Ontario says flu shot campaign successful even as pharmacies run out of doses
A shortage of flu shots in Ontario is a sign that more people than ever are getting them
TORONTO — A shortage of flu shots in Ontario is a sign that more people than ever are getting them, Premier Doug Ford said Nov. 2, hours after a major pharmacy chain temporarily paused its vaccination program because of supply issues.
Rexall said it was making efforts to secure more flu vaccine doses “promptly” and promised to update its customers via email and an online posting when flu shots were again available.
Ford said the significant uptake of flu vaccines showed the campaign was a success. He also appeared to blame Rexall for the supply shortages.
“Let me flip this around, isn’t this great news that we’ve seen an increase of flu shots of 500 per cent? People are listening,” said Ford after being asked why there was a shortage. “As for my friends at Rexall, you knew the allocations that you had, so don’t overbook people.”
A spokesman for Rexall, however, pointed out that the vaccine supply is determined and allocated by the province’s Ministry of Health and Long-Term Care.
Despite Ford’s public call out, spokesman Andrew Forgione said Rexall was looking forward to continuing to work with the Ontario government.
“Rexall developed a thorough process to ensure the health and safety of our customers and employees when receiving their flu shots, including booking an appointment,” said Forgione.
Justin Bates, the CEO of the Ontario Pharmacists Association, said his membership had been told that more flu shots would be delivered by the province within the week although he wasn’t sure exactly when or how many would be coming.

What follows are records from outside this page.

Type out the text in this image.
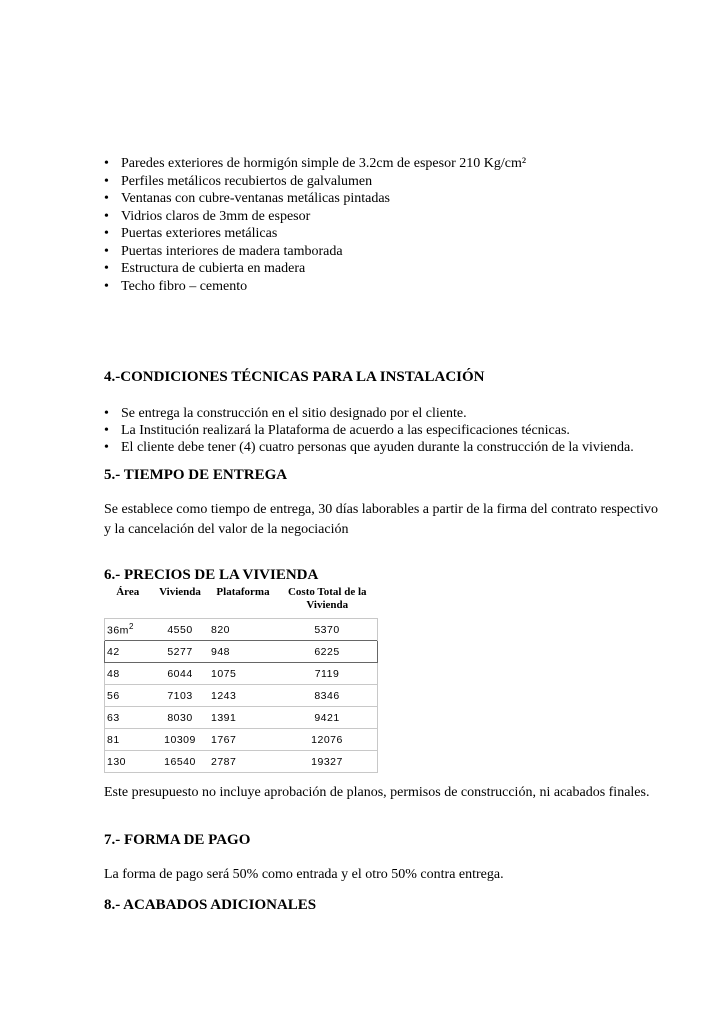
• Paredes exteriores de hormigón simple de 3.2cm de espesor 210 Kg/cm²
• Perfiles metálicos recubiertos de galvalumen
• Ventanas con cubre-ventanas metálicas pintadas
• Vidrios claros de 3mm de espesor
• Puertas exteriores metálicas
• Puertas interiores de madera tamborada
• Estructura de cubierta en madera
• Techo fibro – cemento
4.-CONDICIONES TÉCNICAS PARA LA INSTALACIÓN
• Se entrega la construcción en el sitio designado por el cliente.
• La Institución realizará la Plataforma de acuerdo a las especificaciones técnicas.
• El cliente debe tener (4) cuatro personas que ayuden durante la construcción de la vivienda.
5.- TIEMPO DE ENTREGA
Se establece como tiempo de entrega, 30 días laborables a partir de la firma del contrato respectivo y la cancelación del valor de la negociación
6.- PRECIOS DE LA VIVIENDA
Área	Vivienda	Plataforma	Costo Total de la Vivienda
$36m^2$	4550	820	5370
42	5277	948	6225
48	6044	1075	7119
56	7103	1243	8346
63	8030	1391	9421
81	10309	1767	12076
130	16540	2787	19327
Este presupuesto no incluye aprobación de planos, permisos de construcción, ni acabados finales.
7.- FORMA DE PAGO
La forma de pago será 50% como entrada y el otro 50% contra entrega.
8.- ACABADOS ADICIONALES
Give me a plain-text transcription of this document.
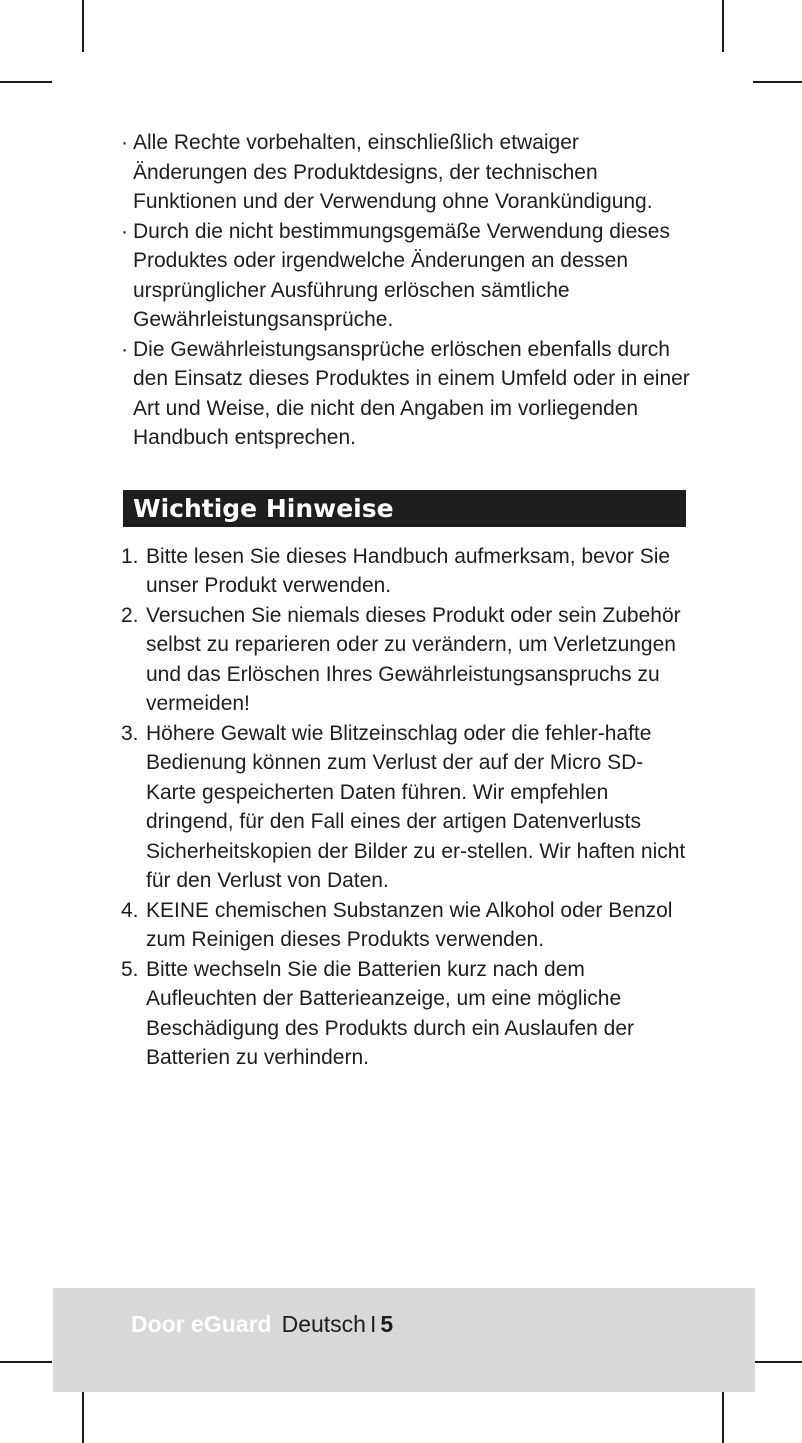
· Alle Rechte vorbehalten, einschließlich etwaiger Änderungen des Produktdesigns, der technischen Funktionen und der Verwendung ohne Vorankündigung.
· Durch die nicht bestimmungsgemäße Verwendung dieses Produktes oder irgendwelche Änderungen an dessen ursprünglicher Ausführung erlöschen sämtliche Gewährleistungsansprüche.
· Die Gewährleistungsansprüche erlöschen ebenfalls durch den Einsatz dieses Produktes in einem Umfeld oder in einer Art und Weise, die nicht den Angaben im vorliegenden Handbuch entsprechen.
Wichtige Hinweise
1. Bitte lesen Sie dieses Handbuch aufmerksam, bevor Sie unser Produkt verwenden.
2. Versuchen Sie niemals dieses Produkt oder sein Zubehör selbst zu reparieren oder zu verändern, um Verletzungen und das Erlöschen Ihres Gewährleistungsanspruchs zu vermeiden!
3. Höhere Gewalt wie Blitzeinschlag oder die fehler-hafte Bedienung können zum Verlust der auf der Micro SD-Karte gespeicherten Daten führen. Wir empfehlen dringend, für den Fall eines der artigen Datenverlusts Sicherheitskopien der Bilder zu er-stellen. Wir haften nicht für den Verlust von Daten.
4. KEINE chemischen Substanzen wie Alkohol oder Benzol zum Reinigen dieses Produkts verwenden.
5. Bitte wechseln Sie die Batterien kurz nach dem Aufleuchten der Batterieanzeige, um eine mögliche Beschädigung des Produkts durch ein Auslaufen der Batterien zu verhindern.
Door eGuard Deutsch I 5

Bates also said that he knows having an appointment cancelled can be frustrating but ultimately it’s positive news that so many people are getting vaccinated.
“This is a good problem to have because it’s demonstrating that the public is aware of the value and importance of getting a flu shot this season in order to avoid overwhelming the health-care system,” said Bates.
Health Minster Christine Elliott said that before the pandemic even began the province was planning a massive flu shot campaign and in preparation for that ordered 5.1 million doses — 700,000 more than 2019. After the COVID-19 pandemic began, Ontario ordered an additional 350,000 with help from the federal government.
A spokesperson for the ministry said that over 4.7 million doses of the flu vaccine have been distributed in Ontario, a number confirmed by Bates.
NDP health critic France Gelinas asked Elliott about the shortages — pointing to specific examples in her northern Ontario riding in and around Sudbury — during question period in the provincial legislature on Monday morning.
In response, Elliott said that over a million flu shots have been administered compared to approximately 150,000 at the same time last year. Like Ford, Elliott said that the shortage was actually a mark of success.
‘We started this flu season wanting to have the largest flu campaign in Ontario’s history and it’s happening,” said Elliott. “I’m very grateful to the people of Ontario who have gone out and gotten their flu shots.”
The government has been encouraging residents to get their flu shot this year, saying that doing so would help preserve hospital capacity during the COVID-19 pandemic.
Bates confirmed that demand for flu shots at pharmacies had risen 500 per cent from 2019.
Elliott said negotiations were underway to purchase more vaccines as the 5.45 million flu shots ordered by the province were not nearly enough to vaccinate Ontario’s population of 14.5 million people.
“We set aside another $28.5 million in case we needed to purchase more vaccines and that’s what we’re trying to do now,” said Elliott, who added that she had spoken with federal Health Minister Patty Hajdu and global manufacturers about getting more flu shots.
Bates noted that the procurement and distribution process for the flu shots were a good trial run ahead of a potential COVID-19 vaccine.
“Of course, (a COVID-19 vaccine) has global magnitude with manufacturers and supply chains that aren’t just in Ontario or Canada but around the world,” said Bates.